Waiting too long to jump
Adolis Garcia went deep five times in his first 10 games this season. Some managers added him to their roster during that hot streak. Others waited a few more days to make sure Garcia was worth grabbing and instead lost out to someone else.
Tarik Skubal has struck out 56 batters in his past seven starts. Smart managers noticed the trend after 2-3 outings and added the left-hander. Others waited a little too long and are now hoping that their hesitation didn’t cost them another waiver wire gem.
I get it — you don’t have the roster room to add everyone who has a good week. You need to pick your spots. But sometimes you need to jump on a hot free agent and hope you land the next big thing.
Waiting too long to drop players
Brandon Lowe hit .182 with a .665 OPS in April before batting .196 with a .692 OPS in May. So far, the Rays slugger is hitting .256 with a .761 OPS in June. Smart managers sent him to waivers after looking at his poor early season results and equally depressing underlying numbers. Others are still holding out hope that the 26-year-old will return to his 2020 form (.916 OPS). The problem is that by the time Lowe comes around (which may not happen), many of his teams will be too far back in the standings.
I understand that you can’t drop every early round pick who gets off to a slow start. But once you have a few weeks of data and the results just aren’t there, it’s time to start streaming the spot. I’ll go into more detail on “spot streaming” in an upcoming article.
Making anger drops
The term “Gombered” became part of fantasy baseball vernacular this year when Austin Gomber gave up nine runs in 1.2 innings at San Francisco after many managers added him for a two-start week away from Coors Field. The ugly April 26 start was all that most managers needed to see, as they sent him back to waivers as quickly as possible. Since that San Fran start, Gomber has posted a 2.58 ERA and a 0.90 WHIP across eight appearances. The reasons managers were interested in him in the first place – improving control skills, solid strikeout ability, usefulness in road starts – are all still present.

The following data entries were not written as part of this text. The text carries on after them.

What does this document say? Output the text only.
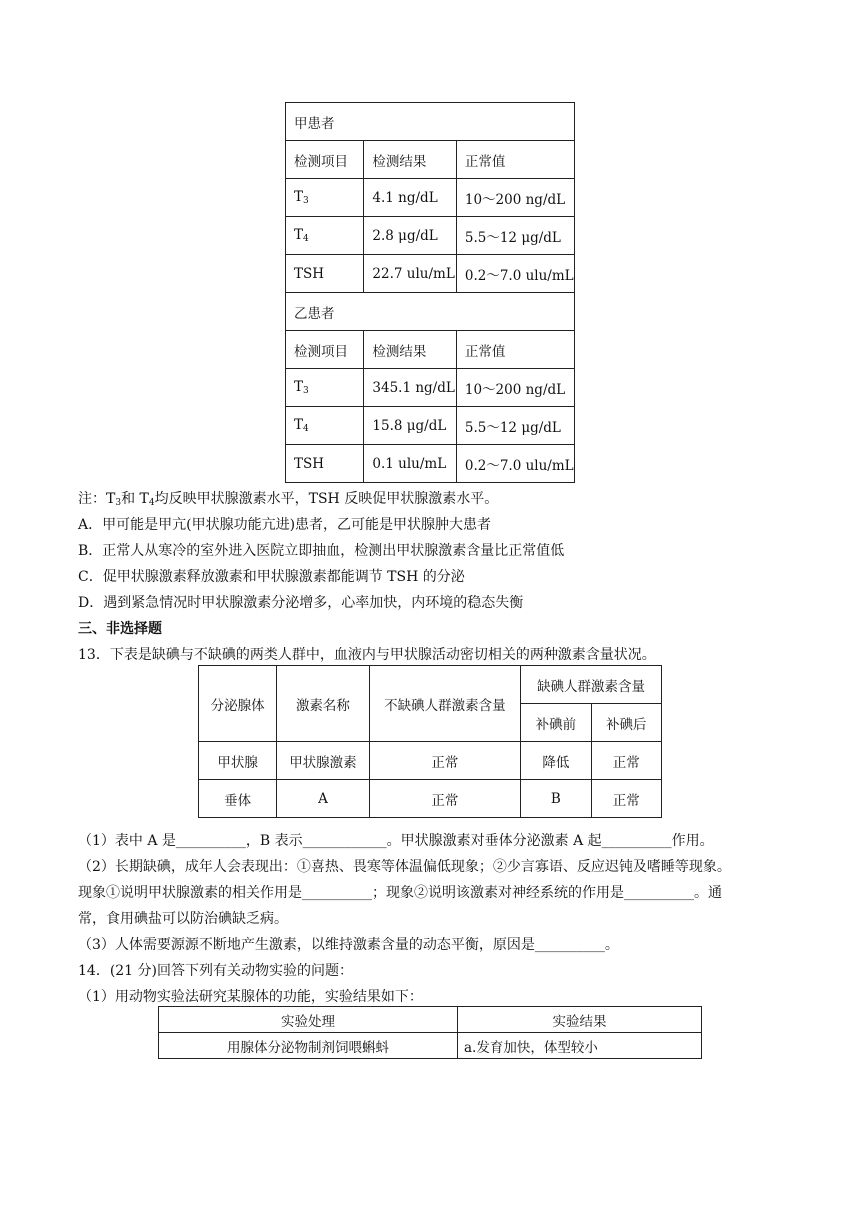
甲患者		
检测项目	检测结果	正常值
$T_3$	4.1 ng/dL	10～200 ng/dL
$T_4$	2.8 μg/dL	5.5～12 μg/dL
TSH	22.7 ulu/mL	0.2～7.0 ulu/mL
乙患者		
检测项目	检测结果	正常值
$T_3$	345.1 ng/dL	10～200 ng/dL
$T_4$	15.8 μg/dL	5.5～12 μg/dL
TSH	0.1 ulu/mL	0.2～7.0 ulu/mL
注：$T_3$和 $T_4$均反映甲状腺激素水平，TSH 反映促甲状腺激素水平。
A．甲可能是甲亢(甲状腺功能亢进)患者，乙可能是甲状腺肿大患者
B．正常人从寒冷的室外进入医院立即抽血，检测出甲状腺激素含量比正常值低
C．促甲状腺激素释放激素和甲状腺激素都能调节 TSH 的分泌
D．遇到紧急情况时甲状腺激素分泌增多，心率加快，内环境的稳态失衡
三、非选择题
13．下表是缺碘与不缺碘的两类人群中，血液内与甲状腺活动密切相关的两种激素含量状况。
分泌腺体	激素名称	不缺碘人群激素含量	缺碘人群激素含量	
			补碘前	补碘后
甲状腺	甲状腺激素	正常	降低	正常
垂体	A	正常	B	正常
（1）表中 A 是__________，B 表示____________。甲状腺激素对垂体分泌激素 A 起__________作用。
（2）长期缺碘，成年人会表现出：①喜热、畏寒等体温偏低现象；②少言寡语、反应迟钝及嗜睡等现象。
现象①说明甲状腺激素的相关作用是__________；现象②说明该激素对神经系统的作用是__________。通
常，食用碘盐可以防治碘缺乏病。
（3）人体需要源源不断地产生激素，以维持激素含量的动态平衡，原因是__________。
14．(21 分)回答下列有关动物实验的问题：
（1）用动物实验法研究某腺体的功能，实验结果如下：
实验处理	实验结果
用腺体分泌物制剂饲喂蝌蚪	a.发育加快，体型较小
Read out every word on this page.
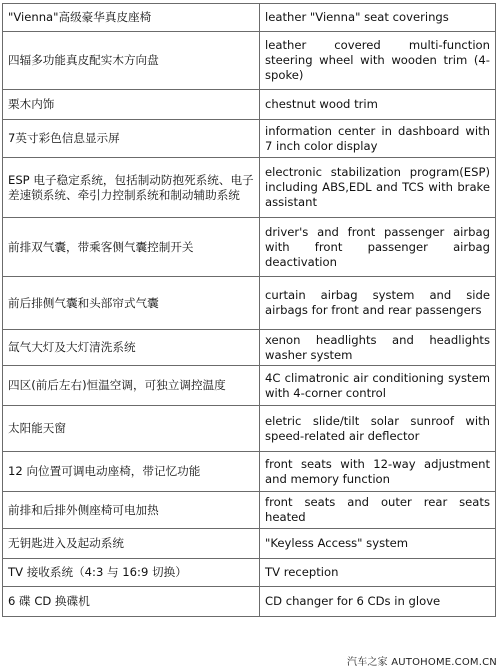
"Vienna"高级豪华真皮座椅	leather "Vienna" seat coverings
四辐多功能真皮配实木方向盘	leather covered multi-function steering wheel with wooden trim (4-spoke)
栗木内饰	chestnut wood trim
7英寸彩色信息显示屏	information center in dashboard with 7 inch color display
ESP 电子稳定系统，包括制动防抱死系统、电子差速锁系统、牵引力控制系统和制动辅助系统	electronic stabilization program(ESP) including ABS,EDL and TCS with brake assistant
前排双气囊，带乘客侧气囊控制开关	driver's and front passenger airbag with front passenger airbag deactivation
前后排侧气囊和头部帘式气囊	curtain airbag system and side airbags for front and rear passengers
氙气大灯及大灯清洗系统	xenon headlights and headlights washer system
四区(前后左右)恒温空调，可独立调控温度	4C climatronic air conditioning system with 4-corner control
太阳能天窗	eletric slide/tilt solar sunroof with speed-related air deflector
12 向位置可调电动座椅，带记忆功能	front seats with 12-way adjustment and memory function
前排和后排外侧座椅可电加热	front seats and outer rear seats heated
无钥匙进入及起动系统	"Keyless Access" system
TV 接收系统（4:3 与 16:9 切换）	TV reception
6 碟 CD 换碟机	CD changer for 6 CDs in glove
汽车之家 AUTOHOME.COM.CN
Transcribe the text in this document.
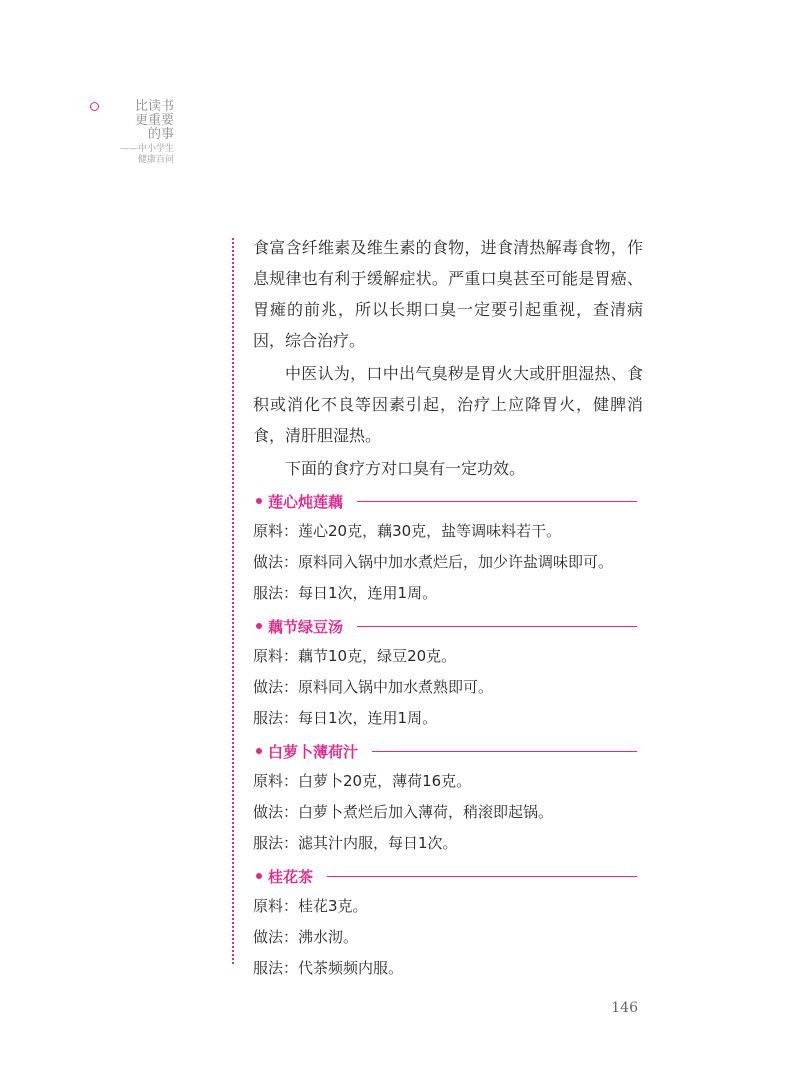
比读书
更重要
的事
——中小学生
健康百问

食富含纤维素及维生素的食物，进食清热解毒食物，作息规律也有利于缓解症状。严重口臭甚至可能是胃癌、胃瘫的前兆，所以长期口臭一定要引起重视，查清病因，综合治疗。

中医认为，口中出气臭秽是胃火大或肝胆湿热、食积或消化不良等因素引起，治疗上应降胃火，健脾消食，清肝胆湿热。

下面的食疗方对口臭有一定功效。

莲心炖莲藕
原料：莲心20克，藕30克，盐等调味料若干。
做法：原料同入锅中加水煮烂后，加少许盐调味即可。
服法：每日1次，连用1周。
藕节绿豆汤
原料：藕节10克，绿豆20克。
做法：原料同入锅中加水煮熟即可。
服法：每日1次，连用1周。
白萝卜薄荷汁
原料：白萝卜20克，薄荷16克。
做法：白萝卜煮烂后加入薄荷，稍滚即起锅。
服法：滤其汁内服，每日1次。
桂花茶
原料：桂花3克。
做法：沸水沏。
服法：代茶频频内服。
146
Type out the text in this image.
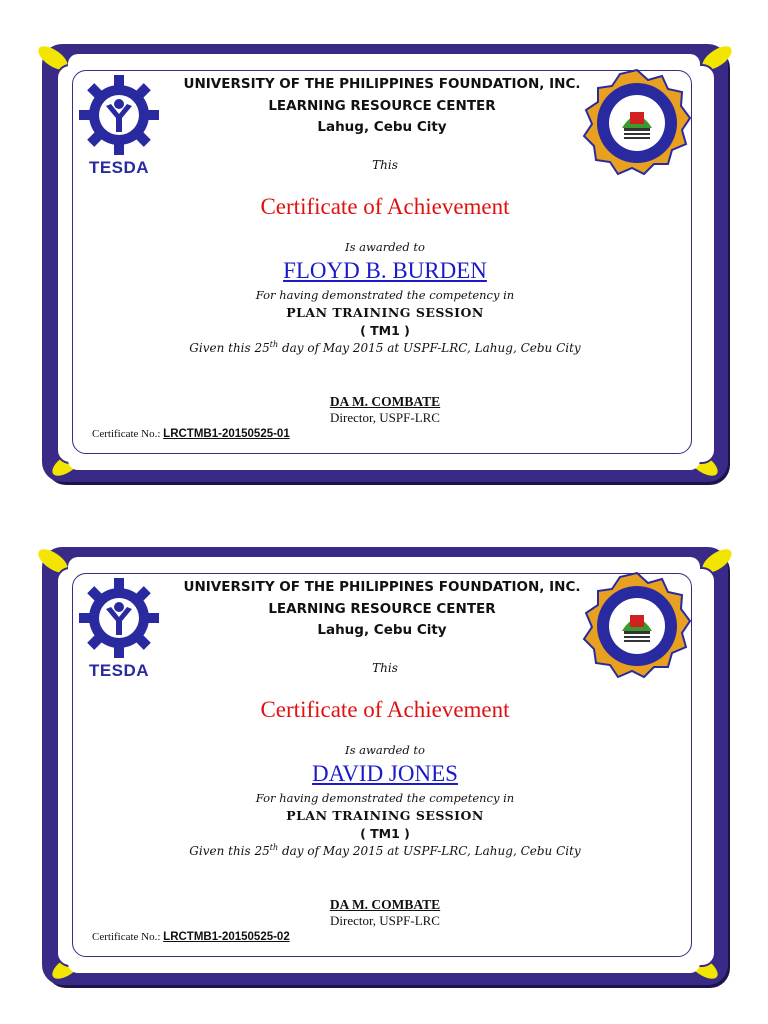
TESDA
UNIVERSITY OF THE PHILIPPINES FOUNDATION, INC.
LEARNING RESOURCE CENTER
Lahug, Cebu City
This
Certificate of Achievement
Is awarded to
FLOYD B. BURDEN
For having demonstrated the competency in
PLAN TRAINING SESSION
( TM1 )
Given this 25th day of May 2015 at USPF-LRC, Lahug, Cebu City
DA M. COMBATE
Director, USPF-LRC
Certificate No.: LRCTMB1-20150525-01
TESDA
UNIVERSITY OF THE PHILIPPINES FOUNDATION, INC.
LEARNING RESOURCE CENTER
Lahug, Cebu City
This
Certificate of Achievement
Is awarded to
DAVID JONES
For having demonstrated the competency in
PLAN TRAINING SESSION
( TM1 )
Given this 25th day of May 2015 at USPF-LRC, Lahug, Cebu City
DA M. COMBATE
Director, USPF-LRC
Certificate No.: LRCTMB1-20150525-02
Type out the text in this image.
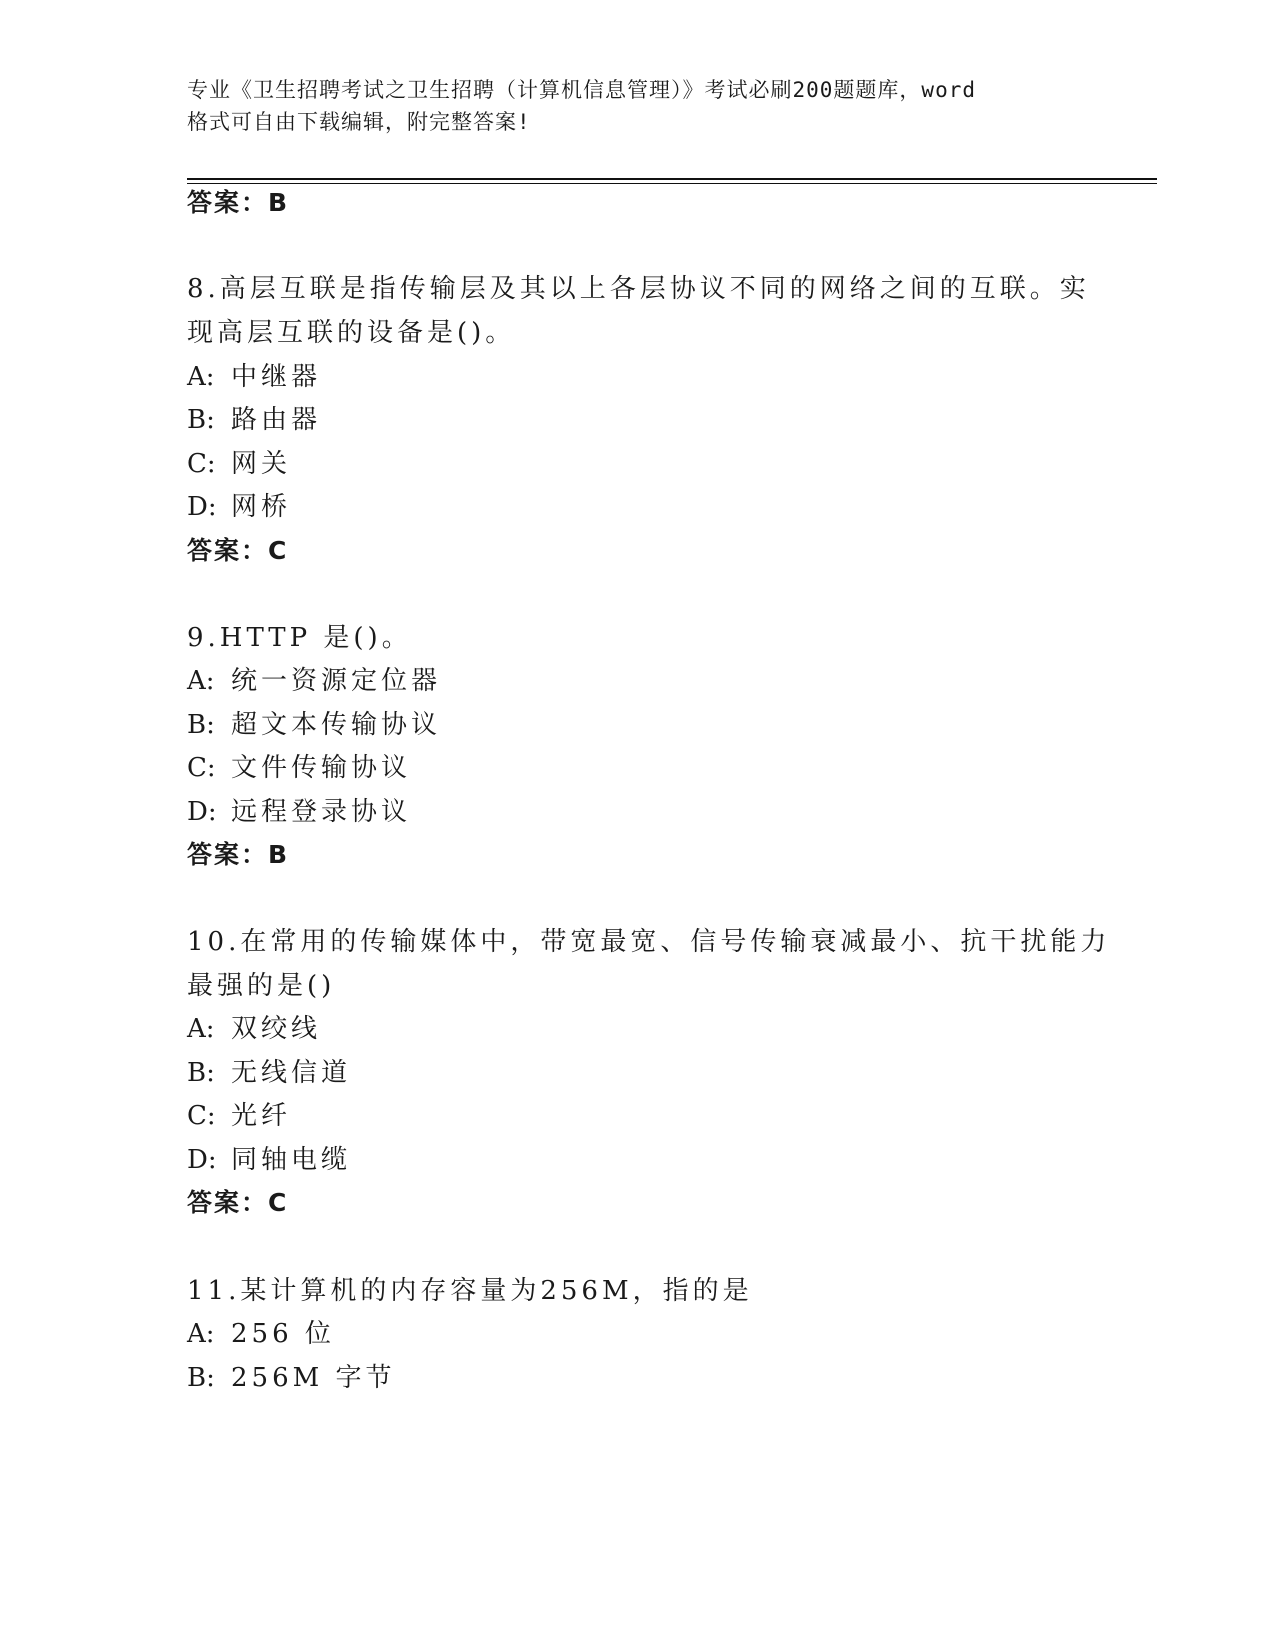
专业《卫生招聘考试之卫生招聘（计算机信息管理）》考试必刷200题题库，word
格式可自由下载编辑，附完整答案!
答案：B
8.高层互联是指传输层及其以上各层协议不同的网络之间的互联。实
现高层互联的设备是()。
A: 中继器
B: 路由器
C: 网关
D: 网桥
答案：C
9.HTTP 是()。
A: 统一资源定位器
B: 超文本传输协议
C: 文件传输协议
D: 远程登录协议
答案：B
10.在常用的传输媒体中，带宽最宽、信号传输衰减最小、抗干扰能力
最强的是()
A: 双绞线
B: 无线信道
C: 光纤
D: 同轴电缆
答案：C
11.某计算机的内存容量为256M，指的是
A: 256 位
B: 256M 字节
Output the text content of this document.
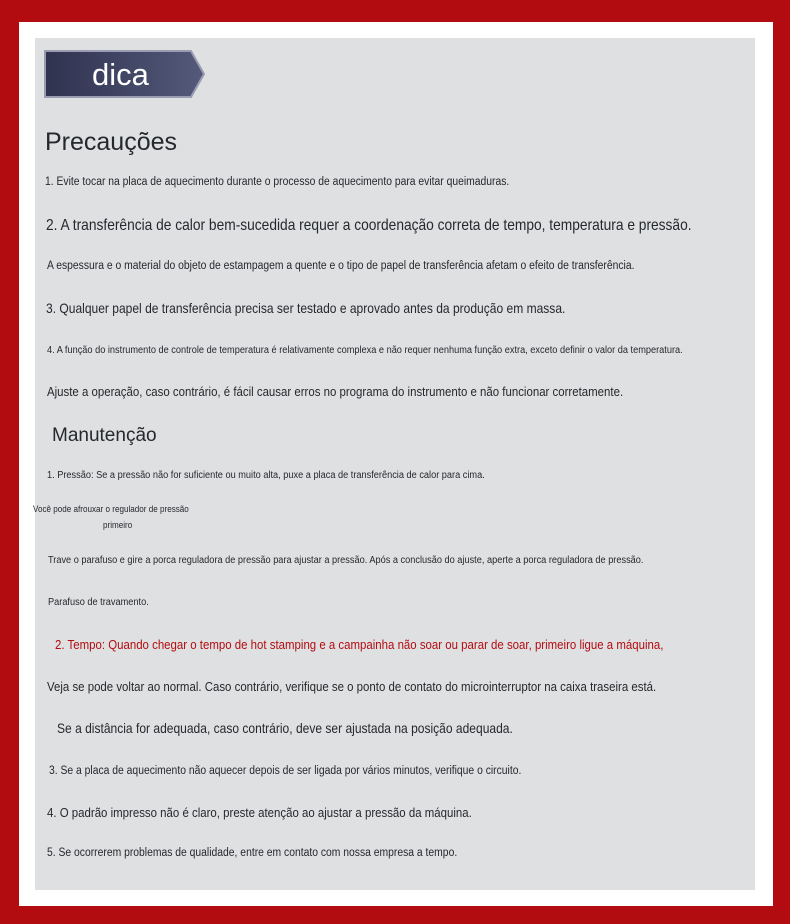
dica
Precauções
1. Evite tocar na placa de aquecimento durante o processo de aquecimento para evitar queimaduras.
2. A transferência de calor bem-sucedida requer a coordenação correta de tempo, temperatura e pressão.
A espessura e o material do objeto de estampagem a quente e o tipo de papel de transferência afetam o efeito de transferência.
3. Qualquer papel de transferência precisa ser testado e aprovado antes da produção em massa.
4. A função do instrumento de controle de temperatura é relativamente complexa e não requer nenhuma função extra, exceto definir o valor da temperatura.
Ajuste a operação, caso contrário, é fácil causar erros no programa do instrumento e não funcionar corretamente.
Manutenção
1. Pressão: Se a pressão não for suficiente ou muito alta, puxe a placa de transferência de calor para cima.
Você pode afrouxar o regulador de pressão
primeiro
Trave o parafuso e gire a porca reguladora de pressão para ajustar a pressão. Após a conclusão do ajuste, aperte a porca reguladora de pressão.
Parafuso de travamento.
2. Tempo: Quando chegar o tempo de hot stamping e a campainha não soar ou parar de soar, primeiro ligue a máquina,
Veja se pode voltar ao normal. Caso contrário, verifique se o ponto de contato do microinterruptor na caixa traseira está.
Se a distância for adequada, caso contrário, deve ser ajustada na posição adequada.
3. Se a placa de aquecimento não aquecer depois de ser ligada por vários minutos, verifique o circuito.
4. O padrão impresso não é claro, preste atenção ao ajustar a pressão da máquina.
5. Se ocorrerem problemas de qualidade, entre em contato com nossa empresa a tempo.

Dropping someone out of anger is almost never a good idea. Take it from someone who has made that type of move and regretted it many times.
Undervaluing playing time
When looking at free agents or trade candidates, managers are sometimes too carried away with counting stats such as homers and steals. Of course, those stats matter, but they are likely unsustainable if they are being accumulated without the benefit of regular playing time. Players are rarely able to produce significant counting stats in a platoon or part-time role. Of course, there is the odd exception, and I’m sure someone will visit me on Twitter and tell me all about him! But I like to play the odds, and the odds say that full-time roles are the basis of stable fantasy production. In fact, the fantasy teams who accumulate the most plate appearances are almost always the ones who finish atop the hitting categories.
I could write an entire article on trading (in fact I have, several times), but the cardinal sin in that area is being inflexible on reshaping your roster. Repeat after me, “all my players are available, all my players are available”. Get it? Good.
Being open-minded in trade talks will result in some great deals.
Missing lineup deadlines
I’ll admit that I’ve always struggled with Yahoo daily lineup leagues. Remembering to set my lineup in the early evening after the real MLB lineups have come out is a big challenge for me. But I’ve found ways to improve in this area, mostly by setting alarms on my phone to remind me to set my lineup. Sometimes I’m too busy to follow through on the alarm, but I’ve definitely made progress. Alerts from Yahoo about my lineup are also a helpful reminder.
You’re never going to be perfect at playing fantasy baseball. Neither am I. But the quest to chase perfection by making small improvements each year is what makes this game so much fun. After 22 years, I’m still learning all the time.